Because of Ikoma, Takumi insisted. Because he knew that if he died, that Kabane-bitten idiot would blame himself, and he couldn’t have that; so he simply had to live.
It was after that, Ikoma thought, that Takumi and Kajika had grown close. Takumi’s brush with death made him realize one sweet and gentle girl close at hand was better than any three dream wives could ever be, and his brave actions similarly opened Kajika’s eyes to another side of her friend. Ikoma was sure their blossoming attraction had surprised everyone, not least of all the couple themselves—but he was glad it had happened. Together for years now, raising children and doing work they were passionate about, the two people he loved most in the world were as happy and at peace as he was.
If the events at Kongokaku played any part in bringing that about…
Then maybe it was alright after all.
“So how about looking at something with me before dinner?” Takumi inquired, sidling closer to give Ikoma a fond shoulder-bump. “I’ve been trying to tweak that tractor engine design we’ve been working on, but the cylinders—”
“Oh no you don’t!” Kajika intervened shrilly.
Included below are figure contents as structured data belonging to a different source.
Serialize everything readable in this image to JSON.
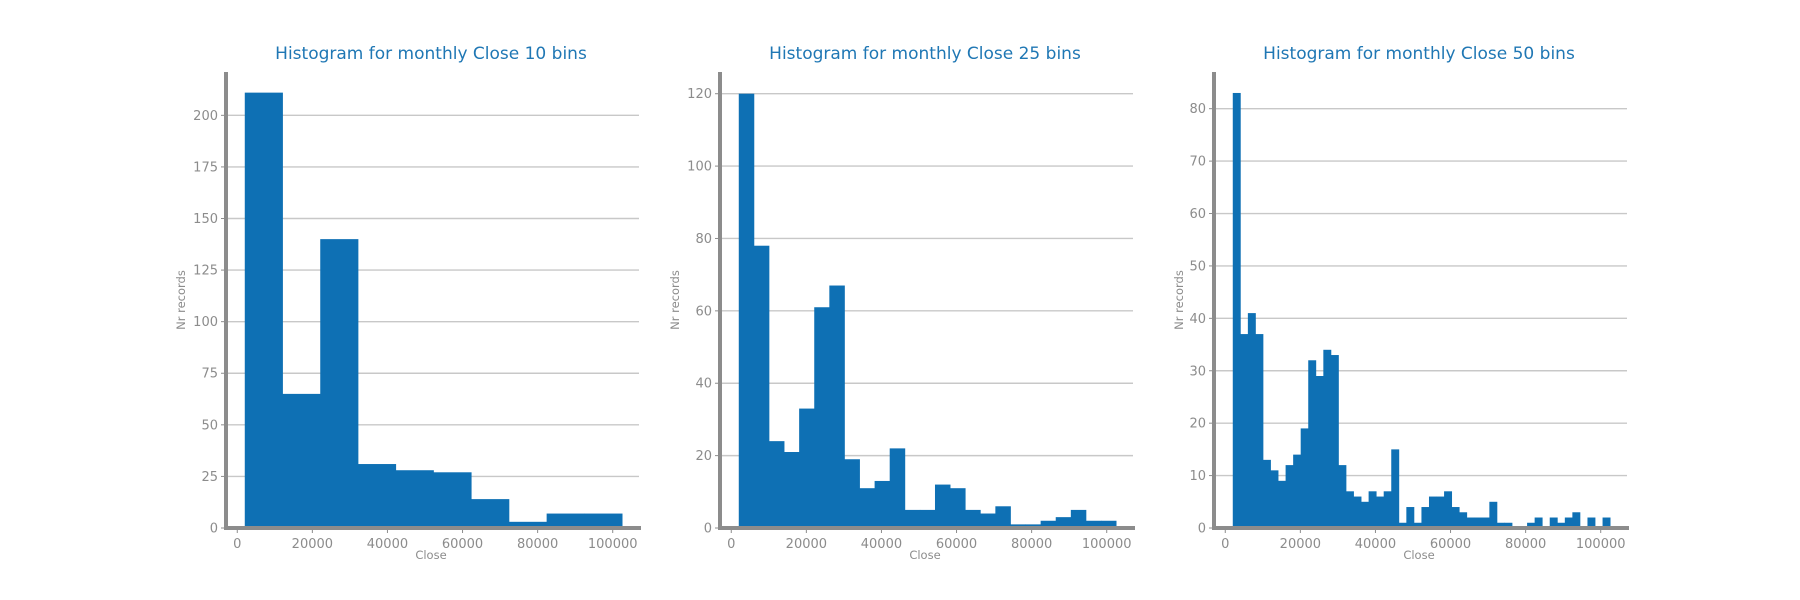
{
  "chart_data": [
    {
      "type": "bar",
      "title": "Histogram for monthly Close 10 bins",
      "xlabel": "Close",
      "ylabel": "Nr records",
      "xlim": [
        -3000,
        107000
      ],
      "ylim": [
        0,
        221
      ],
      "xticks": [
        0,
        20000,
        40000,
        60000,
        80000,
        100000
      ],
      "yticks": [
        0,
        25,
        50,
        75,
        100,
        125,
        150,
        175,
        200
      ],
      "grid": "horizontal",
      "bin_start": 2000,
      "bin_end": 102500,
      "values": [
        211,
        65,
        140,
        31,
        28,
        27,
        14,
        3,
        7,
        7
      ]
    },
    {
      "type": "bar",
      "title": "Histogram for monthly Close 25 bins",
      "xlabel": "Close",
      "ylabel": "Nr records",
      "xlim": [
        -3000,
        107000
      ],
      "ylim": [
        0,
        126
      ],
      "xticks": [
        0,
        20000,
        40000,
        60000,
        80000,
        100000
      ],
      "yticks": [
        0,
        20,
        40,
        60,
        80,
        100,
        120
      ],
      "grid": "horizontal",
      "bin_start": 2000,
      "bin_end": 102500,
      "values": [
        120,
        78,
        24,
        21,
        33,
        61,
        67,
        19,
        11,
        13,
        22,
        5,
        5,
        12,
        11,
        5,
        4,
        6,
        1,
        1,
        2,
        3,
        5,
        2,
        2
      ]
    },
    {
      "type": "bar",
      "title": "Histogram for monthly Close 50 bins",
      "xlabel": "Close",
      "ylabel": "Nr records",
      "xlim": [
        -3000,
        107000
      ],
      "ylim": [
        0,
        87
      ],
      "xticks": [
        0,
        20000,
        40000,
        60000,
        80000,
        100000
      ],
      "yticks": [
        0,
        10,
        20,
        30,
        40,
        50,
        60,
        70,
        80
      ],
      "grid": "horizontal",
      "bin_start": 2000,
      "bin_end": 102500,
      "values": [
        83,
        37,
        41,
        37,
        13,
        11,
        9,
        12,
        14,
        19,
        32,
        29,
        34,
        33,
        12,
        7,
        6,
        5,
        7,
        6,
        7,
        15,
        1,
        4,
        1,
        4,
        6,
        6,
        7,
        4,
        3,
        2,
        2,
        2,
        5,
        1,
        1,
        0,
        0,
        1,
        2,
        0,
        2,
        1,
        2,
        3,
        0,
        2,
        0,
        2
      ]
    }
  ]
}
Hands on hips, with the children gathered around her like stern little reinforcements, she glowered at the men. “If you two start talking about machines, you’ll be at it all night. I’m going to keep you busy chopping the vegetables for dinner instead.”
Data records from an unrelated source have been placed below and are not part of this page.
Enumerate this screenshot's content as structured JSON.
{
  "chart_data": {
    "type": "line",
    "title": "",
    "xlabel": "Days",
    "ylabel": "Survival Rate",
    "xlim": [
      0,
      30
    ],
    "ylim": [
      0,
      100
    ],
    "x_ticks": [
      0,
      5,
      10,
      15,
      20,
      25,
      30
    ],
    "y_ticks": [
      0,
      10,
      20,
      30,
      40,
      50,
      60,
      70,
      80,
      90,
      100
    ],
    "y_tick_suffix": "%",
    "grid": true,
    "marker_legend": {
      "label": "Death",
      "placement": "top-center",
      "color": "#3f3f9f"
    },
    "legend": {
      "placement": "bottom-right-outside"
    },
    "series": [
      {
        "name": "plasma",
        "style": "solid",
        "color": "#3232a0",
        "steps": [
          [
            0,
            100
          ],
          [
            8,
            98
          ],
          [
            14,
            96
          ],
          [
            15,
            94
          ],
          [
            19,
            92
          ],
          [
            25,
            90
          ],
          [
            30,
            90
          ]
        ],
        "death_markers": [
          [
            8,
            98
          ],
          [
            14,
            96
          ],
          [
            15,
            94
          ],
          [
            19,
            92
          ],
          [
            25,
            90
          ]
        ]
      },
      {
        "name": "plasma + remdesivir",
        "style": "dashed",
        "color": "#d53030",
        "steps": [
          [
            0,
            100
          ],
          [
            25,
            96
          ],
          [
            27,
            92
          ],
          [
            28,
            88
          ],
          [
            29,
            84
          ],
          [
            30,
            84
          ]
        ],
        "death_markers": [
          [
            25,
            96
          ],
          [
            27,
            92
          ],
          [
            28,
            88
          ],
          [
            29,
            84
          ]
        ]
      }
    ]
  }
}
“Even me?” Ikoma deflated, faced with the prospect of helping to prepare a meal he couldn’t take part in eating.
“Well, you do want to earn your dinner, don’t you?”
“…Oh. Of course.” Suddenly feeling foolish, Ikoma gave her a bow. “Thank you, Kajika.”
With a hapless smile, Takumi raised his hands in surrender. “Okay, we get it. We’ll make sure we’re not lost in our own little world when Lady Ayame and Kurusu get here.”
“That reminds me. Yukina and Sukari are coming too,” Kajika added. “So if you have to talk shop, at least wait until later and let them in on it.”
“Them too? …I think we’re gonna need more sake.”
Wrinkling her nose at her husband, Kajika made a gesture of shooing him toward the doorway, and promptly turned back to picking herbs. Takumi chuckled, shook his head, and nudged Ikoma in the direction of the house.
The Kabaneri smiled and followed his friend, looking forward to an evening spent among family.